See, they had a vision of what they wanted done, a city restored, and not just a city like all the rest, or even a city like had been there before, but a wider wall, a more glorious temple, a city of God. And that vision existed because in their hearts they remembered who they were; whose they were, and what mattered most.

Fifty years ago the people of the new west end of Moncton had a vision. From what I have seen since I have joined you, that vision has not dimmed one little bit.

This church is and always has been a family. Sure there are crazy aunts and uncles, there are days when we can’t stand our siblings, and there are times when we don’t all want to do the same thing. Just like any family. But I have seen what happens when we need each other. I have seen love and concern and compassion. I have seen faith, and doubt, and questioning.

In other words, I know you to be real, to be alive, to be on a journey in which you really are trying to be what we are supposed to be.

There are not many places left in the world that allow us to be who we are, and yet challenge us to be something better; while at the same time loving us just the same.
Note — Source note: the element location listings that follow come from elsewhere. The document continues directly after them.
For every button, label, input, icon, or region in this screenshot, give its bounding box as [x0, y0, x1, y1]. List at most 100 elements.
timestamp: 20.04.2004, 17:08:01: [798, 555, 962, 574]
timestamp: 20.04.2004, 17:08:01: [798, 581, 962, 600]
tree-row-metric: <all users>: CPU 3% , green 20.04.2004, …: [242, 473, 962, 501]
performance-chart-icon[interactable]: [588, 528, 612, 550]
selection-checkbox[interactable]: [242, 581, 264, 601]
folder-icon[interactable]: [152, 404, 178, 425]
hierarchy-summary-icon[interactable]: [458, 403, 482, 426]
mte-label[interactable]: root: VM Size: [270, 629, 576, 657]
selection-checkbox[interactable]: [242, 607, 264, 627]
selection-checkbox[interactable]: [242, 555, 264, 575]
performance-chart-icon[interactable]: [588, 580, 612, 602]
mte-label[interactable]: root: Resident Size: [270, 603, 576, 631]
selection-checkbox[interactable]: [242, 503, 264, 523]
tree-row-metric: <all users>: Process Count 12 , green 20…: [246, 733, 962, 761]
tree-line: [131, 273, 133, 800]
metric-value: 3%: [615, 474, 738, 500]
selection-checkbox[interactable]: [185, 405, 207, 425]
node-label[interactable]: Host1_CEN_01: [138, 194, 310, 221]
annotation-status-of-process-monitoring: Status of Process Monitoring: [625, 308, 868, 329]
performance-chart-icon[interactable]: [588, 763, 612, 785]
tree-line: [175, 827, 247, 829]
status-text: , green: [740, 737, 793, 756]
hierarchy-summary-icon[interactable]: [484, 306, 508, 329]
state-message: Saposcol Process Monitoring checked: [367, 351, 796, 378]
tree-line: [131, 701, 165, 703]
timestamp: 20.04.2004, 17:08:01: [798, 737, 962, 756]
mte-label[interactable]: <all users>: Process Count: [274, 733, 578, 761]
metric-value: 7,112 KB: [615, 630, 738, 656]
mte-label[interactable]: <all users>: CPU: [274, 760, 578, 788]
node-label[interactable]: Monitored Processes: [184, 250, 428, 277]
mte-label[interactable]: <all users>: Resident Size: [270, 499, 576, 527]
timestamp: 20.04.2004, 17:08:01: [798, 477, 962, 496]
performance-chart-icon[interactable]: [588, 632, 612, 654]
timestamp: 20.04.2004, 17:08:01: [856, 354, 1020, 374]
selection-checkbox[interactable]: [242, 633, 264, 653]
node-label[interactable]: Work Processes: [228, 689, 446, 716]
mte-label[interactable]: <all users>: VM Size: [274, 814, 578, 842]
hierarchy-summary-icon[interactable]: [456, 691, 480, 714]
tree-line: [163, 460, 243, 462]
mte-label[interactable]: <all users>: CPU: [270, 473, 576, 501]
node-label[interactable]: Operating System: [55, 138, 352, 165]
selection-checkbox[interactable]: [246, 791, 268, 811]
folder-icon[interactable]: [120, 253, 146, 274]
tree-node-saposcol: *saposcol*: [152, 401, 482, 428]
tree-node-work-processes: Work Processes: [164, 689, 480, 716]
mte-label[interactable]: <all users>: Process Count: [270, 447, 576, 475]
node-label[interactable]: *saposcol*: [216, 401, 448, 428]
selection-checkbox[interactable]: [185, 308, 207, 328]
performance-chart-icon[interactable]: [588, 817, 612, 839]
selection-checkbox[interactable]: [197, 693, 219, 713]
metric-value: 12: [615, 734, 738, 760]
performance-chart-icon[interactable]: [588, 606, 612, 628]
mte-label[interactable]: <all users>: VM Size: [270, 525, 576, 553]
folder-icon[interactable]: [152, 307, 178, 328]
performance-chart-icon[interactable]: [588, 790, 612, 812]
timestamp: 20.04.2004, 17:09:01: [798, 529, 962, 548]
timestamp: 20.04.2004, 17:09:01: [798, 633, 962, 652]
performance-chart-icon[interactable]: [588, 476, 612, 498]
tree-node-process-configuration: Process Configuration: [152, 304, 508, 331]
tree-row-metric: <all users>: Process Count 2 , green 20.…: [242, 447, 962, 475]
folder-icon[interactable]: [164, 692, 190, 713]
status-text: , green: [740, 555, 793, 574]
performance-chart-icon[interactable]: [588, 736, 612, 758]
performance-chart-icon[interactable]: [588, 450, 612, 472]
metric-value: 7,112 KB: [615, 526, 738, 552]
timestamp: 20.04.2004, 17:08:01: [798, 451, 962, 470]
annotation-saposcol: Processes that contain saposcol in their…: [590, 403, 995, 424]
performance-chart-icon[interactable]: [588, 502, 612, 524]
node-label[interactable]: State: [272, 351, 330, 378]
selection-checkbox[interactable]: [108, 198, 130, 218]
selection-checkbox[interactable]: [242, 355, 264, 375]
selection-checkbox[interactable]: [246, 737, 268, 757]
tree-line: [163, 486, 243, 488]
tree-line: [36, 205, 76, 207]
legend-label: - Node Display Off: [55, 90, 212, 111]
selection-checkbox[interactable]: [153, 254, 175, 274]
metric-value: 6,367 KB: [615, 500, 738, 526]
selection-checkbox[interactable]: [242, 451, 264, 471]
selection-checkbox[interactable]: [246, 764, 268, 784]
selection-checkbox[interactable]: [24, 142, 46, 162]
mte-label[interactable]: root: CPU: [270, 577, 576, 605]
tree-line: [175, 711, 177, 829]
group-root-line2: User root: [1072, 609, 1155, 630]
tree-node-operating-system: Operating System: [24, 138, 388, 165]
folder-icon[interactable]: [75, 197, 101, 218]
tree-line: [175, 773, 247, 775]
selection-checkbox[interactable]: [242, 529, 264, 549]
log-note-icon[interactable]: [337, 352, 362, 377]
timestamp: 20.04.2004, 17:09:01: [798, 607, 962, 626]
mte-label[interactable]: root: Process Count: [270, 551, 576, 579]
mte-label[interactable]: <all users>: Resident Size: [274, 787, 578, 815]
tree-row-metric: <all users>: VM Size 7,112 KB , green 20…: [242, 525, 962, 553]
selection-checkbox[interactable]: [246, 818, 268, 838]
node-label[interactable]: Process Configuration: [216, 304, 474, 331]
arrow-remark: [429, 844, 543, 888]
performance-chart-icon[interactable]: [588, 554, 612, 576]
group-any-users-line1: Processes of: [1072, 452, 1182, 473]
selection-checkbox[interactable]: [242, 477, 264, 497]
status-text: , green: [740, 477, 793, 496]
Mount Royal is that type of place, and can continue to be that type of place, but we need to ask those same questions Nehemiah asked, we need to be sure we have a vision of what we are being called to be, and we need to faithfully tread into the fearful waters of the unknown future.

It is the vision that counts, and when we catch the vision, when we see what can be possible, we can build. This was the message of the very first sermon preached for you and it is my message today.